Once a situation has been resolved, post mortem meetings can be very helpful to identify what the problem was and put things in place to avoid a similar issue from arising again. Such meetings aren't focused on blame; rather they should be about understanding the problem and how to avoid it happening in future.
One of the best ways of catching a range of potential issues early on in the development process is by the use of effective code reviews. Having two or more developers that are familiar with a codebase and that use it regularly review each other's code means it's going to reflect a more well-thought out and well-structured project. Good code reviews can also point out flaws in logic and gaps in tests that might easily slip through without notice if there was just one developer looking after a project.

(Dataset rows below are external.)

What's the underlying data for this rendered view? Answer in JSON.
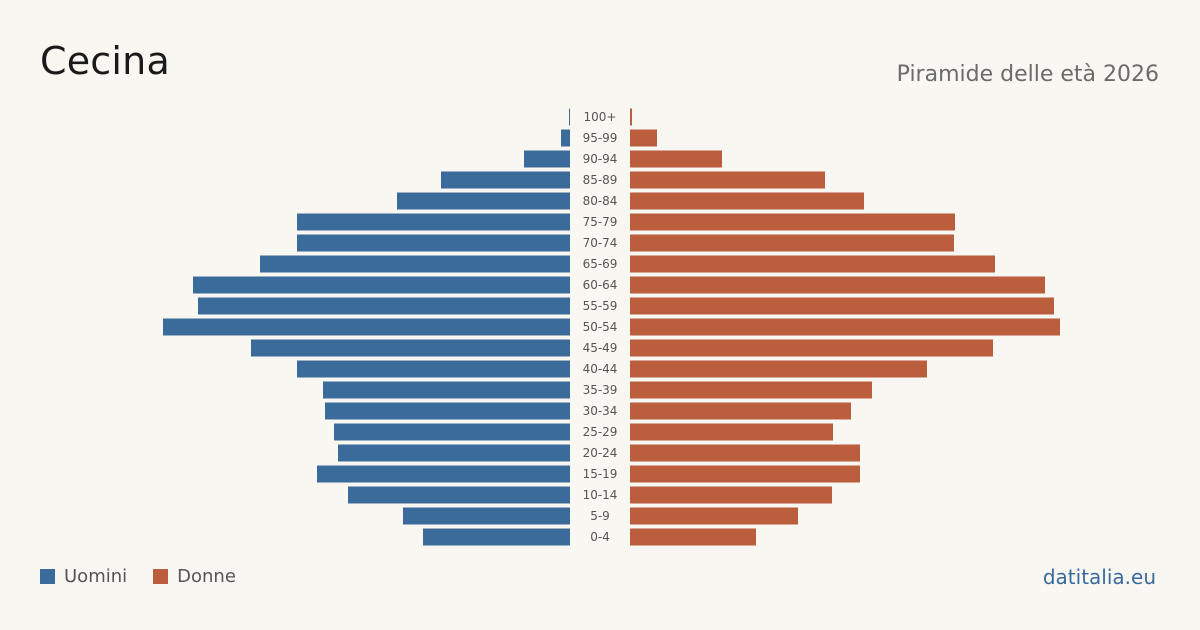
{
  "header": {
    "title": "Cecina",
    "subtitle": "Piramide delle età 2026"
  },
  "legend": {
    "men_label": "Uomini",
    "women_label": "Donne"
  },
  "footer": {
    "brand": "datitalia.eu"
  },
  "colors": {
    "men": "#3b6b9b",
    "women": "#bb5e3e",
    "age_label": "#555555"
  },
  "chart_data": {
    "type": "bar",
    "orientation": "horizontal-pyramid",
    "categories": [
      "100+",
      "95-99",
      "90-94",
      "85-89",
      "80-84",
      "75-79",
      "70-74",
      "65-69",
      "60-64",
      "55-59",
      "50-54",
      "45-49",
      "40-44",
      "35-39",
      "30-34",
      "25-29",
      "20-24",
      "15-19",
      "10-14",
      "5-9",
      "0-4"
    ],
    "series": [
      {
        "name": "Uomini",
        "values": [
          1,
          9,
          46,
          129,
          173,
          273,
          273,
          310,
          377,
          372,
          407,
          319,
          273,
          247,
          245,
          236,
          232,
          253,
          222,
          167,
          147
        ]
      },
      {
        "name": "Donne",
        "values": [
          2,
          27,
          92,
          195,
          234,
          325,
          324,
          365,
          415,
          424,
          430,
          363,
          297,
          242,
          221,
          203,
          230,
          230,
          202,
          168,
          126
        ]
      }
    ]
  }
}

The web is still a new frontier, the boundaries of which we may never fully define. Its great strength is in diversity and potential to be used in a variety of ways: from just one individual to a small family unit; for a community or enterprise, to a tool for the betterment of humankind.
But with great power comes great responsibility. I hope some of the strategies we've looked at, and the tools to mitigate them, help your organisation to provide stable, predictable production-ready code in the face of ever-changing challenges of the expanding, mutating and growing world wide web.